Mortality was significant among F1 pups reaching 37.5% at the high dose of Bisphenol A of 1.0% in the diet (~1750 mg/kg/day). The mean liver and kidney weights were significantly increased in F1 pups at 1.0% while mean seminal vesicle weight was significantly reduced. High dose mean liver and kidney weights were significantly increased in the F1 females. These increases of organ weights were accompanied by histopathological findings in the liver and kidney tissues.

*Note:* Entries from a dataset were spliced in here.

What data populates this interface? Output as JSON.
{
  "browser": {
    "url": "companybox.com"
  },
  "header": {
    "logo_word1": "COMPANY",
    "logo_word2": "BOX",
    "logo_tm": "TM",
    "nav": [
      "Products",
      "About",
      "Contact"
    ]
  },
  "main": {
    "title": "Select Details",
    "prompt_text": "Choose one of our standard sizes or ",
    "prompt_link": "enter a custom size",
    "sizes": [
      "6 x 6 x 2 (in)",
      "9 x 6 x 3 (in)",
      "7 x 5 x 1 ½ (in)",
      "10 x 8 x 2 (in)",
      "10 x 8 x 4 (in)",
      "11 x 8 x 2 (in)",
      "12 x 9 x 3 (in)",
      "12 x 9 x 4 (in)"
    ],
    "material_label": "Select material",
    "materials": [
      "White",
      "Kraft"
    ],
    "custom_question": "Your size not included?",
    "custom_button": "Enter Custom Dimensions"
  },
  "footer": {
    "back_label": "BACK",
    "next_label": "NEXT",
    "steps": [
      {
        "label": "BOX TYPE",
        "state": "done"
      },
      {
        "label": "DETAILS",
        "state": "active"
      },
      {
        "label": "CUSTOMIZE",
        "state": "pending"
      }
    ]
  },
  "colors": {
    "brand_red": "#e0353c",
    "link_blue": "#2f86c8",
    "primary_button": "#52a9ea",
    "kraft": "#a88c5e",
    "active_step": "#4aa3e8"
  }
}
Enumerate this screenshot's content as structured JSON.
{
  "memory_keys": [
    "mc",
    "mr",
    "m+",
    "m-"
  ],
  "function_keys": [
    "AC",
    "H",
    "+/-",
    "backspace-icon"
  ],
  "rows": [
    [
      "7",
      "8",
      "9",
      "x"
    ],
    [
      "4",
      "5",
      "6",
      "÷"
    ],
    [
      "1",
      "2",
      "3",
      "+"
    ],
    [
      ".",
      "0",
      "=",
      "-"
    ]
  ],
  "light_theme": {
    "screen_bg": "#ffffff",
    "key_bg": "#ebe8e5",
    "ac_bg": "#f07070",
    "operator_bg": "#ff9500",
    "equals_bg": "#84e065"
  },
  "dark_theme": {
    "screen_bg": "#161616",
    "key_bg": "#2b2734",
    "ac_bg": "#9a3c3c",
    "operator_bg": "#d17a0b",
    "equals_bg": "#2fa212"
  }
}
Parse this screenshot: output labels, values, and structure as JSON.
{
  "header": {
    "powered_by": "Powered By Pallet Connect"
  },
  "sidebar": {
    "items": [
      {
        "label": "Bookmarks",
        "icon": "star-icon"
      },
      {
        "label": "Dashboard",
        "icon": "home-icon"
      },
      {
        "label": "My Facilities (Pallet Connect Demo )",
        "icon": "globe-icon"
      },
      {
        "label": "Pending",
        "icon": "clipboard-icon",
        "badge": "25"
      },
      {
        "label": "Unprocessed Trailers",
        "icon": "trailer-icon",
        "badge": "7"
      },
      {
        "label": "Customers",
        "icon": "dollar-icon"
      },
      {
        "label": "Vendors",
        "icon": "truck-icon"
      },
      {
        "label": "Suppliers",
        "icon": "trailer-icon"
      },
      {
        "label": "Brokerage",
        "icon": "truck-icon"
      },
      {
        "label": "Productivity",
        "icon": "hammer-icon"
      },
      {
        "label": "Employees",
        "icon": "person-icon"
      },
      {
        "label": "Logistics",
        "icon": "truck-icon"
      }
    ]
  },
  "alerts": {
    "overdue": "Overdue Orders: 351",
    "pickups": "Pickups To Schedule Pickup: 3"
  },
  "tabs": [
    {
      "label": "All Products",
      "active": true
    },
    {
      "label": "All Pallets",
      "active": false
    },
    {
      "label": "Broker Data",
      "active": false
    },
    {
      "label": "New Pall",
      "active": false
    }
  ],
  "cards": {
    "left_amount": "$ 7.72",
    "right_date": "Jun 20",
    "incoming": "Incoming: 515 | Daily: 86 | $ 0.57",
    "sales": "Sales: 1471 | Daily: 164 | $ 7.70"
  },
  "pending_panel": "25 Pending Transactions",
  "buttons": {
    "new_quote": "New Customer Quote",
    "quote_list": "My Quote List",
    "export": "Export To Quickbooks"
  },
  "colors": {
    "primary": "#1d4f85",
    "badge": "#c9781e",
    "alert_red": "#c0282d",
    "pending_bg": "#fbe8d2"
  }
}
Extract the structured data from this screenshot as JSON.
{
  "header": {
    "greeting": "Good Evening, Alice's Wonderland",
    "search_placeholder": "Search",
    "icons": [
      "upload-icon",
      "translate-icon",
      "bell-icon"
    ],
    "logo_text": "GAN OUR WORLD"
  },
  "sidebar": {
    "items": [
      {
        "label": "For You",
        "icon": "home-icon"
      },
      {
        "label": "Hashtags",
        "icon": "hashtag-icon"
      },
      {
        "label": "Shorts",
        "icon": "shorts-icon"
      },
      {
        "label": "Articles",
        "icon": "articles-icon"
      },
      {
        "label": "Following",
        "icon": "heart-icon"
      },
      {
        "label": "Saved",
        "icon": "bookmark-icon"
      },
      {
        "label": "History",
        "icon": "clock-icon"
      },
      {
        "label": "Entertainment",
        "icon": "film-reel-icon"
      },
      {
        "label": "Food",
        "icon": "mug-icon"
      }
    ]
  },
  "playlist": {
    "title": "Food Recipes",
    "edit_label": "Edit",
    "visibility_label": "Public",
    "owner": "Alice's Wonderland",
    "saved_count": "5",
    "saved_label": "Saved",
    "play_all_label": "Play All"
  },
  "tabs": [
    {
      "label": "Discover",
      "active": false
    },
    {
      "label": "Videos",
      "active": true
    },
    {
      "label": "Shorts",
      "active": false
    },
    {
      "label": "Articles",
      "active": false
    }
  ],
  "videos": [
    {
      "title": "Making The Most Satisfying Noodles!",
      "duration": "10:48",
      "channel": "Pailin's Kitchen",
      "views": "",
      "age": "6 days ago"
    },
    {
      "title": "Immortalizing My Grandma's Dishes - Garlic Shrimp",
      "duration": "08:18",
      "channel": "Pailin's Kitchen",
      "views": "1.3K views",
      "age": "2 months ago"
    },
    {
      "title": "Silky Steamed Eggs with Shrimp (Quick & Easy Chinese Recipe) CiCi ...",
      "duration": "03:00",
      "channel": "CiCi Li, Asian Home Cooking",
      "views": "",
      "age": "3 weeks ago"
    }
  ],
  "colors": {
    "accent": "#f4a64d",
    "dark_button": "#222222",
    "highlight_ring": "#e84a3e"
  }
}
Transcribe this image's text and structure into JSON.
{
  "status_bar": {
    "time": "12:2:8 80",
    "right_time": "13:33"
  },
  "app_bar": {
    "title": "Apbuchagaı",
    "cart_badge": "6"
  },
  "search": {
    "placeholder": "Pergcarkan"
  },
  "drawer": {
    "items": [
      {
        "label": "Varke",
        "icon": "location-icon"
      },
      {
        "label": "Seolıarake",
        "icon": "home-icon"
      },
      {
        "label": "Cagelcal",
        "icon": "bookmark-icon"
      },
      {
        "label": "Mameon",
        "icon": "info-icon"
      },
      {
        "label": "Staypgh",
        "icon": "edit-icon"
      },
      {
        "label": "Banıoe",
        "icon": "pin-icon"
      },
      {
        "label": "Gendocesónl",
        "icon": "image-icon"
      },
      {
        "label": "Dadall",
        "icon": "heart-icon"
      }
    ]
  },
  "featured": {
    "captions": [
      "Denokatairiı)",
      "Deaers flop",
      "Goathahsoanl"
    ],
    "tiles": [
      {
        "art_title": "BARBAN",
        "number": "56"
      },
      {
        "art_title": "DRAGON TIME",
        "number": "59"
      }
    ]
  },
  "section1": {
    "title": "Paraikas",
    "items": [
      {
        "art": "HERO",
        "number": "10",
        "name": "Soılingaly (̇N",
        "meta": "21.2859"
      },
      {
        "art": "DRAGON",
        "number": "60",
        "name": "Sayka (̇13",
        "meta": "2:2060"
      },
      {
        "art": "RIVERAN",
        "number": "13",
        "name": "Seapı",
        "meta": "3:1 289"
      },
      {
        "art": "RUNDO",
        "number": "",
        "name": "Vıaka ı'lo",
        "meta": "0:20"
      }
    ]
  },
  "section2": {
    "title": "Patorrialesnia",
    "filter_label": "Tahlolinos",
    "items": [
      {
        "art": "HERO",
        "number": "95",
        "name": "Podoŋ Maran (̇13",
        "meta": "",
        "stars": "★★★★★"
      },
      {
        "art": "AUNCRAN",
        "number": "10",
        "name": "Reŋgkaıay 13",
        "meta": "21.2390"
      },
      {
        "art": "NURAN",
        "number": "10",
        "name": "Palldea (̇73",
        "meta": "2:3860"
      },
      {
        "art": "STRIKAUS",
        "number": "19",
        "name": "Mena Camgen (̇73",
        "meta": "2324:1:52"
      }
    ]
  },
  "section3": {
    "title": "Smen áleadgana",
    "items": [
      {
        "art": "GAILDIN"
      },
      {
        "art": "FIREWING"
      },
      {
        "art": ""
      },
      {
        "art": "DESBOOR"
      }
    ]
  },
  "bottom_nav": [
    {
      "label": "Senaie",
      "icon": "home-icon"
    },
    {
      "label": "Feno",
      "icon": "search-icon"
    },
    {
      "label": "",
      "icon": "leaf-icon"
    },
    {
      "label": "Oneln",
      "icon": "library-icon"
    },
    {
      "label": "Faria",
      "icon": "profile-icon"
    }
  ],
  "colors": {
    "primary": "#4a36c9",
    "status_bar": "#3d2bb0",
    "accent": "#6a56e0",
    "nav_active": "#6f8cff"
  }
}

Overall reproductive toxicity

Reproductive effects observed:
not specified

Applicant's summary and conclusion

Conclusions:
The No-Observed-Adverse-Effect-Level (NOAEL) for systemic effects in both the parental (F0) and F1 generations was 0.5% Bisphenol A in the diet (~875 mg/kg/day). The NOAEL for adverse reproductive findings was 0.25% in the diet (~ 437.5 mg/kg/day). Significant evidence of reproductive toxicity included: Significantly reduced group mean litters produced /breeding pair, number of live pups/litter, seminal vesicle weight, sperm motility and F1 pup survival at the two hghest does levels of Bisphenol A. The results of cross-over mating studies at 1.0% Bispheniol A suggested that the testr substance had a greater adveres impact on the female reproductive system. These findings for Bisphenol A suggest that 2-Acetone polymer with phenol (BPA-Tars) will also be a rodent reproductive toxicant under similar experimental and exposure conditons.
Executive summary:

Bisphenol A, a structural analog for 2 -Acetone polymer with phenol (BPA-Tars) was assessed for adverse effects on reproduction in a U.S. National Toxicology Program "Fertility Assessment by Continuous Breeding" study protocol conducted in mice by dietary exposure. The study was conducted under the GLP regulations at dietary dose levels of: 0, 0.25%, 0.5% and 1.0% or approximately, 0, 437.5, 875, and 1750 mg/kg/day respectively. The No-Observed-Adverse-Effect-Level (NOAEL) for systemic effects in both the parental (F0) and F1 generations was 0.5% Bisphenol A in the diet (~875 mg/kg/day). The NOAEL for adverse reproductive findings was 0.25% in the diet (~ 437.5 mg/kg/day). Significant evidence of reproductive toxicity included: Significantly reduced group mean litters produced /breeding pair, number of live pups/litter, seminal vesicle weight, sperm motility and F1 pup survival at the two hghest does levels of Bisphenol A. The results of cross-over mating studies at 1.0% Bispheniol A suggested that the test substance had a greater adveres impact on the female reproductive system. These findings for Bisphenol A suggest that BPA-Tars will also be a rodent reproductive toxicant under similar experimental and exposure conditons.